Ok, rant off. I'll admit, this year's mid-February has been a particularly rough one, given that the upcoming birthday is #29...the end of my 20s, and therefore making it highly probable that I'm going to still be single into my 30s. Which is something I never wanted to happen. So after spending the entire morning fighting off depression and getting really irritated with myself for still checking Facebook and therefore subjecting myself to all the mushiness, I decided to distract myself by enjoying Chinese New Year instead. So I treated myself to some takeout, watched an entire disc of Avatar: The Next Airbender (I know, anime is more of a Japanese thing, but this one seems to be rather Chinese-influenced to me), and worked on a sewing project. Remember this brocade thing I was playing around with?

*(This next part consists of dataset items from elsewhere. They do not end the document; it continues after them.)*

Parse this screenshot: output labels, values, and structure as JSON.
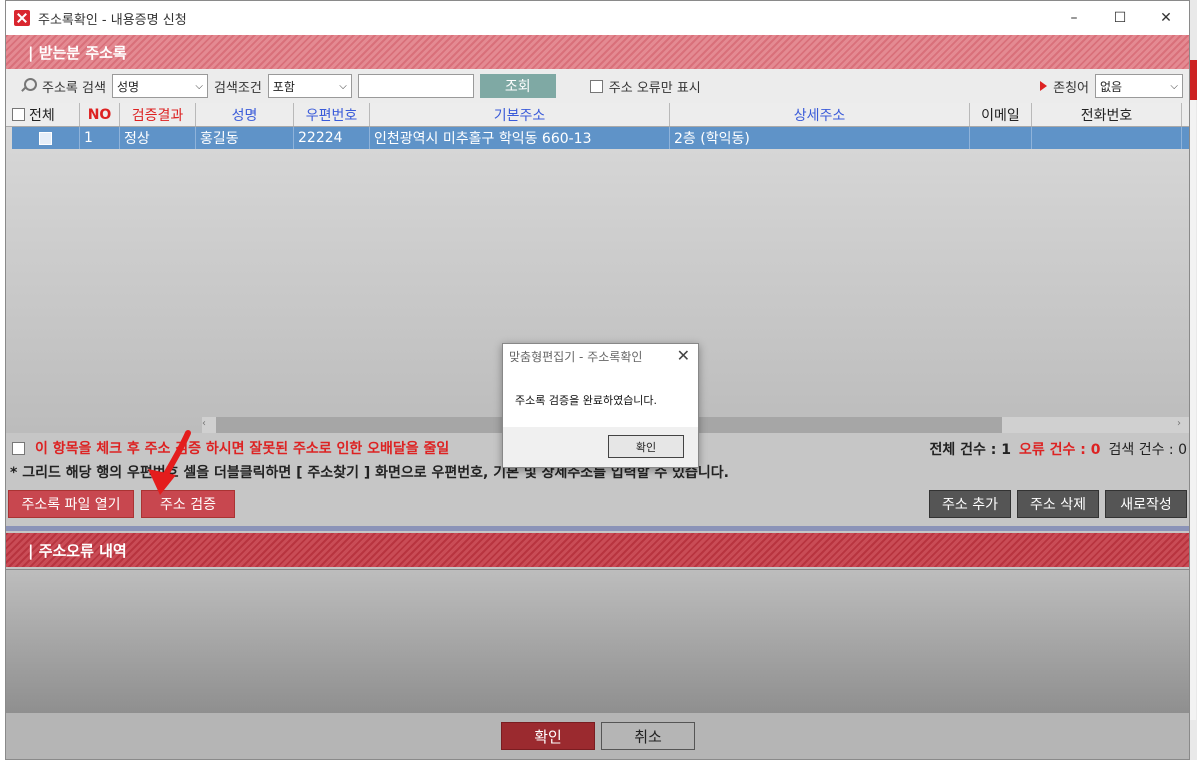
{
  "window": {
    "title": "주소록확인 - 내용증명 신청",
    "minimize": "–",
    "maximize": "☐",
    "close": "✕"
  },
  "recipients": {
    "header": "| 받는분 주소록",
    "search_label": "주소록 검색",
    "search_field_value": "성명",
    "condition_label": "검색조건",
    "condition_value": "포함",
    "search_input_value": "",
    "query_button": "조회",
    "error_only_label": "주소 오류만 표시",
    "honorific_label": "존칭어",
    "honorific_value": "없음"
  },
  "grid": {
    "columns": [
      "전체",
      "NO",
      "검증결과",
      "성명",
      "우편번호",
      "기본주소",
      "상세주소",
      "이메일",
      "전화번호"
    ],
    "rows": [
      {
        "no": "1",
        "result": "정상",
        "name": "홍길동",
        "zip": "22224",
        "address": "인천광역시 미추홀구 학익동 660-13",
        "detail": "2층 (학익동)",
        "email": "",
        "phone": ""
      }
    ]
  },
  "info": {
    "warning": "이 항목을 체크 후 주소 검증 하시면 잘못된 주소로 인한 오배달을 줄일",
    "total_label": "전체 건수 : 1",
    "error_label": "오류 건수 : 0",
    "search_count_label": "검색 건수 : 0",
    "hint": "* 그리드 해당 행의 우편번호 셀을 더블클릭하면 [ 주소찾기 ] 화면으로 우편번호, 기본 및 상세주소를 입력할 수 있습니다."
  },
  "actions": {
    "open_file": "주소록 파일 열기",
    "verify": "주소 검증",
    "add": "주소 추가",
    "delete": "주소 삭제",
    "new": "새로작성"
  },
  "errors": {
    "header": "| 주소오류 내역"
  },
  "footer": {
    "ok": "확인",
    "cancel": "취소"
  },
  "dialog": {
    "title": "맞춤형편집기 - 주소록확인",
    "close": "✕",
    "message": "주소록 검증을 완료하였습니다.",
    "ok": "확인"
  },
  "colors": {
    "header_pink": "#e48a92",
    "header_red": "#c94c56",
    "selection_blue": "#5f93c8",
    "accent_red": "#dd2222",
    "query_teal": "#7fa9a4"
  }
}
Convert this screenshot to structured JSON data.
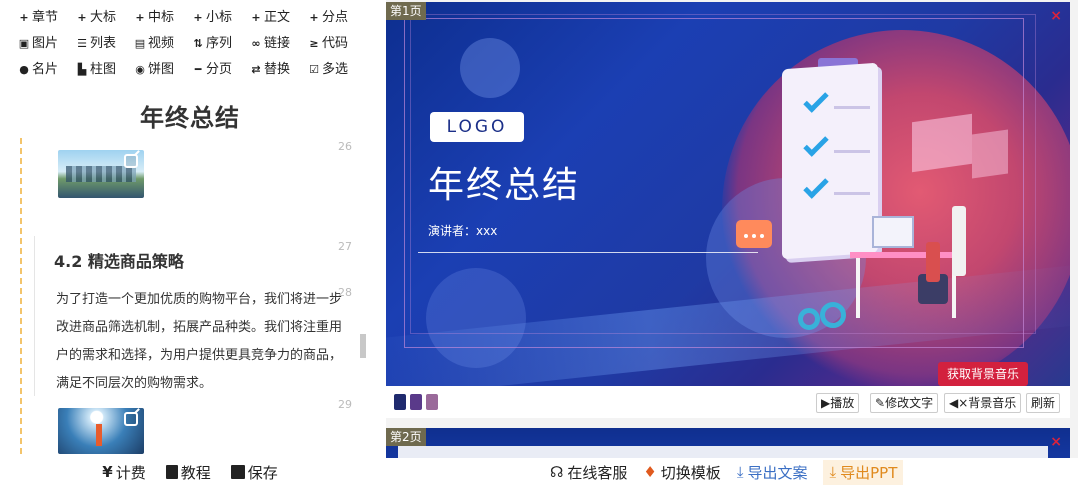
{
  "toolbar": {
    "rows": [
      [
        {
          "icon": "+",
          "label": "章节",
          "name": "chapter"
        },
        {
          "icon": "+",
          "label": "大标",
          "name": "big-title"
        },
        {
          "icon": "+",
          "label": "中标",
          "name": "mid-title"
        },
        {
          "icon": "+",
          "label": "小标",
          "name": "small-title"
        },
        {
          "icon": "+",
          "label": "正文",
          "name": "body-text"
        },
        {
          "icon": "+",
          "label": "分点",
          "name": "bullet-point"
        }
      ],
      [
        {
          "icon": "▣",
          "label": "图片",
          "name": "image"
        },
        {
          "icon": "☰",
          "label": "列表",
          "name": "list"
        },
        {
          "icon": "▤",
          "label": "视频",
          "name": "video"
        },
        {
          "icon": "⇅",
          "label": "序列",
          "name": "sequence"
        },
        {
          "icon": "∞",
          "label": "链接",
          "name": "link"
        },
        {
          "icon": "≥",
          "label": "代码",
          "name": "code"
        }
      ],
      [
        {
          "icon": "●",
          "label": "名片",
          "name": "card"
        },
        {
          "icon": "▙",
          "label": "柱图",
          "name": "bar-chart"
        },
        {
          "icon": "◉",
          "label": "饼图",
          "name": "pie-chart"
        },
        {
          "icon": "━",
          "label": "分页",
          "name": "page-break"
        },
        {
          "icon": "⇄",
          "label": "替换",
          "name": "replace"
        },
        {
          "icon": "☑",
          "label": "多选",
          "name": "multi-select"
        }
      ]
    ]
  },
  "doc": {
    "title": "年终总结",
    "line_numbers": [
      "26",
      "27",
      "28",
      "29"
    ],
    "section_heading": "4.2 精选商品策略",
    "section_paragraph": "为了打造一个更加优质的购物平台，我们将进一步改进商品筛选机制，拓展产品种类。我们将注重用户的需求和选择，为用户提供更具竞争力的商品，满足不同层次的购物需求。"
  },
  "bottom_left": {
    "billing": "计费",
    "tutorial": "教程",
    "save": "保存"
  },
  "slide1": {
    "badge": "第1页",
    "close": "×",
    "logo": "LOGO",
    "title": "年终总结",
    "presenter": "演讲者：xxx",
    "music_tag": "获取背景音乐"
  },
  "slide_bar": {
    "swatches": [
      "#1f2a6e",
      "#5a3a8a",
      "#9a6a9a"
    ],
    "play": "播放",
    "edit_text": "修改文字",
    "bg_music": "背景音乐",
    "refresh": "刷新"
  },
  "slide2": {
    "badge": "第2页",
    "close": "×"
  },
  "bottom_right": {
    "service": "在线客服",
    "switch_template": "切换模板",
    "export_doc": "导出文案",
    "export_ppt": "导出PPT"
  },
  "colors": {
    "accent_red": "#d3213e",
    "slide_blue": "#1b3fb3",
    "export_blue": "#3b6fc4",
    "export_orange": "#e08a1e"
  }
}
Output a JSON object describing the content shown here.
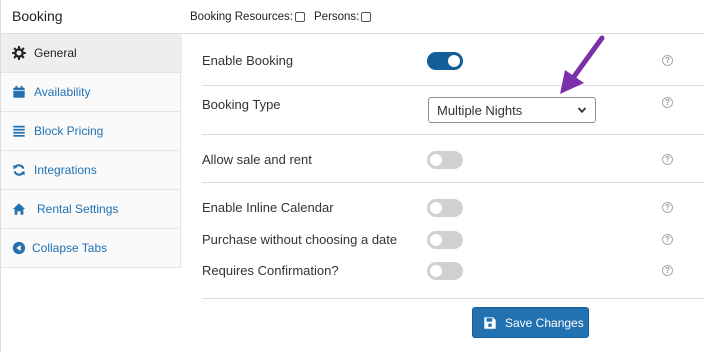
{
  "header": {
    "title": "Booking",
    "booking_resources_label": "Booking Resources:",
    "persons_label": "Persons:"
  },
  "sidebar": {
    "items": [
      {
        "label": "General",
        "icon": "gear-icon",
        "active": true
      },
      {
        "label": "Availability",
        "icon": "calendar-icon",
        "active": false
      },
      {
        "label": "Block Pricing",
        "icon": "list-icon",
        "active": false
      },
      {
        "label": "Integrations",
        "icon": "refresh-icon",
        "active": false
      },
      {
        "label": "Rental Settings",
        "icon": "home-icon",
        "active": false
      },
      {
        "label": "Collapse Tabs",
        "icon": "collapse-icon",
        "active": false
      }
    ]
  },
  "settings": {
    "enable_booking": {
      "label": "Enable Booking",
      "on": true
    },
    "booking_type": {
      "label": "Booking Type",
      "value": "Multiple Nights"
    },
    "allow_sale_rent": {
      "label": "Allow sale and rent",
      "on": false
    },
    "inline_calendar": {
      "label": "Enable Inline Calendar",
      "on": false
    },
    "purchase_without_date": {
      "label": "Purchase without choosing a date",
      "on": false
    },
    "requires_confirmation": {
      "label": "Requires Confirmation?",
      "on": false
    }
  },
  "help_glyph": "?",
  "save_button": {
    "label": "Save Changes",
    "icon": "floppy-disk-icon"
  },
  "colors": {
    "accent": "#2271b1",
    "toggle_on": "#135e96",
    "toggle_off": "#d0d0d0",
    "annotation_arrow": "#7b2fa8"
  }
}
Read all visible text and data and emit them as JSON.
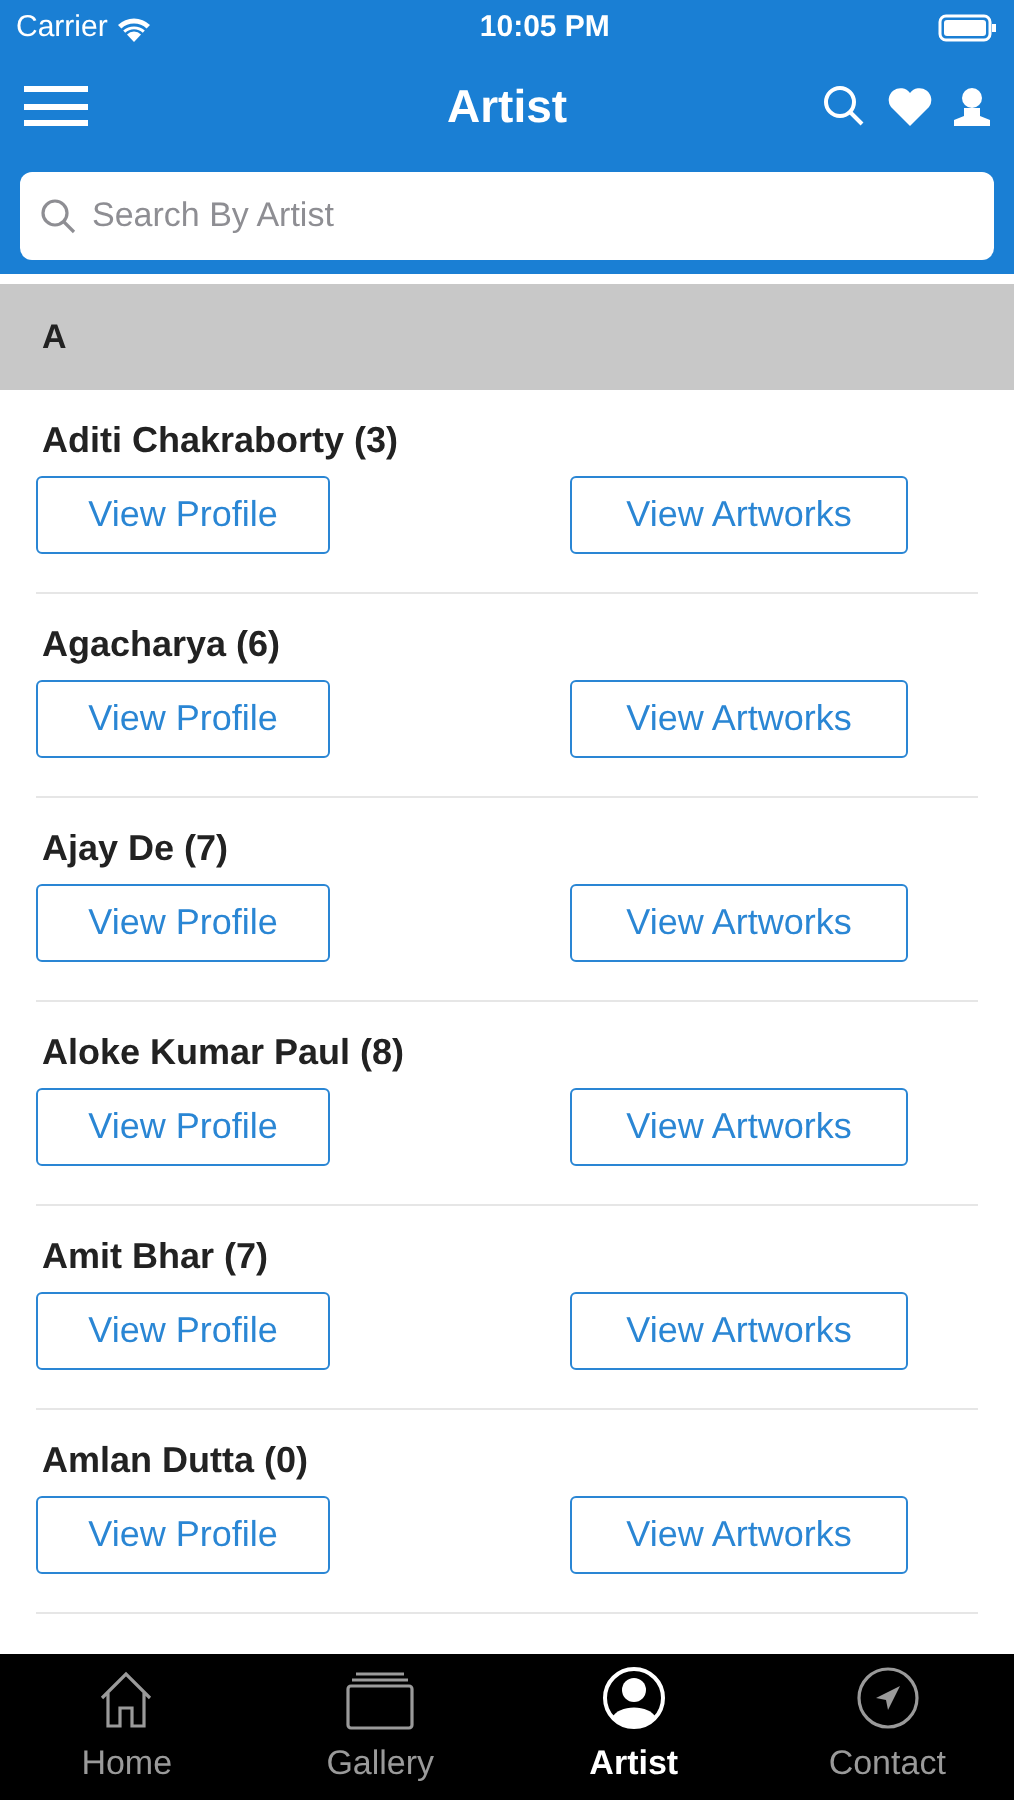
{
  "status_bar": {
    "carrier": "Carrier",
    "time": "10:05 PM"
  },
  "nav": {
    "title": "Artist"
  },
  "search": {
    "placeholder": "Search By Artist"
  },
  "section": {
    "letter": "A"
  },
  "artists": [
    {
      "name": "Aditi Chakraborty (3)",
      "profile": "View Profile",
      "artworks": "View Artworks"
    },
    {
      "name": "Agacharya (6)",
      "profile": "View Profile",
      "artworks": "View Artworks"
    },
    {
      "name": "Ajay De (7)",
      "profile": "View Profile",
      "artworks": "View Artworks"
    },
    {
      "name": "Aloke Kumar Paul (8)",
      "profile": "View Profile",
      "artworks": "View Artworks"
    },
    {
      "name": "Amit Bhar (7)",
      "profile": "View Profile",
      "artworks": "View Artworks"
    },
    {
      "name": "Amlan Dutta (0)",
      "profile": "View Profile",
      "artworks": "View Artworks"
    }
  ],
  "tabs": [
    {
      "label": "Home",
      "kind": "home",
      "selected": false
    },
    {
      "label": "Gallery",
      "kind": "gallery",
      "selected": false
    },
    {
      "label": "Artist",
      "kind": "artist",
      "selected": true
    },
    {
      "label": "Contact",
      "kind": "contact",
      "selected": false
    }
  ]
}
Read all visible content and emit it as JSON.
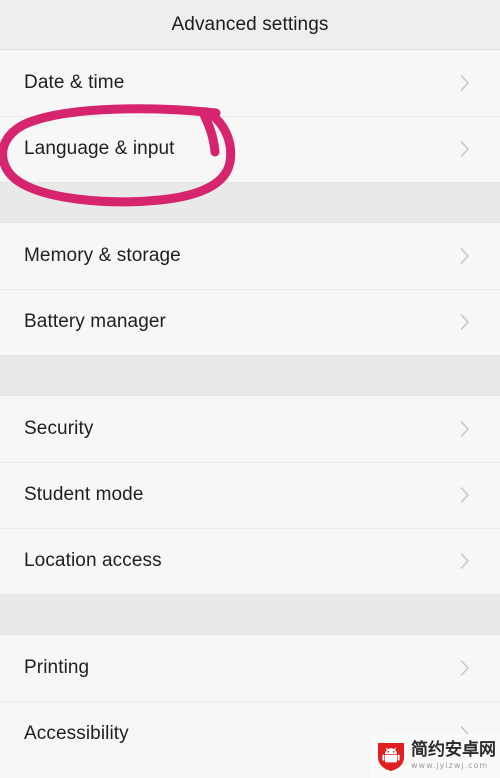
{
  "header": {
    "title": "Advanced settings"
  },
  "colors": {
    "page_background": "#f7f7f7",
    "header_background": "#eeeeee",
    "group_spacer": "#e9e9e9",
    "row_text": "#1f1f1f",
    "divider": "#ebebeb",
    "chevron": "#c8c8c8",
    "annotation_ink": "#d6246e",
    "watermark_logo": "#e02020"
  },
  "list": {
    "groups": [
      {
        "rows": [
          {
            "label": "Date & time",
            "chevron": "chevron-right-icon",
            "highlighted": false
          },
          {
            "label": "Language & input",
            "chevron": "chevron-right-icon",
            "highlighted": true
          }
        ]
      },
      {
        "rows": [
          {
            "label": "Memory & storage",
            "chevron": "chevron-right-icon",
            "highlighted": false
          },
          {
            "label": "Battery manager",
            "chevron": "chevron-right-icon",
            "highlighted": false
          }
        ]
      },
      {
        "rows": [
          {
            "label": "Security",
            "chevron": "chevron-right-icon",
            "highlighted": false
          },
          {
            "label": "Student mode",
            "chevron": "chevron-right-icon",
            "highlighted": false
          },
          {
            "label": "Location access",
            "chevron": "chevron-right-icon",
            "highlighted": false
          }
        ]
      },
      {
        "rows": [
          {
            "label": "Printing",
            "chevron": "chevron-right-icon",
            "highlighted": false
          },
          {
            "label": "Accessibility",
            "chevron": "chevron-right-icon",
            "highlighted": false
          }
        ]
      }
    ]
  },
  "annotation": {
    "type": "hand-drawn-ellipse",
    "target_label": "Language & input",
    "ink_color": "#d6246e",
    "stroke_width": 9
  },
  "watermark": {
    "logo": "android-shield-icon",
    "site_name": "简约安卓网",
    "url": "www.jylzwj.com"
  }
}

Antoinette made a comment that she'd been keeping an eye out for brocades while trying to avoid the whole Asian theme...and I have to admit I was kind of chuckling to myself about that as I read it, because my plan all along was to embrace the Asian-ness of it!
So now you get to see what my secret project is turning into--the dragon in the center was the inspiration for the whole thing. I took it pretty much as far as I can today, since I underestimated how much of the velvety ribbon I need to complete the project. So feel free to start guessing what I'm making!
Also, I've still been working on the quilt, though I have no pics of that yet. I'm a third of the way through quilting inside the blocks. And I have to say, I don't think quilting is going to become my new favorite hobby! At least not the free-motion quilting...I had multiple issues with the first long row, so I'm kind of dreading the center, which is probably going to be next. My mom says it's due to the size of the quilt--since I'm making it as a bedspread to reach down to the floor, it's actually turned into a queen size rather than a twin size, which is making it much more cumbersome to work with. Hoping to get another good chunk of that done tomorrow, since I only have one lesson to teach tomorrow. Weather-permitting, of course...there's a threat of snow again. I only worked a total of one hour last week because of it, so I'm really not excited about that. Of course, this is one of the two students that actually came last week, so there's a pretty good chance I'll still be teaching tomorrow.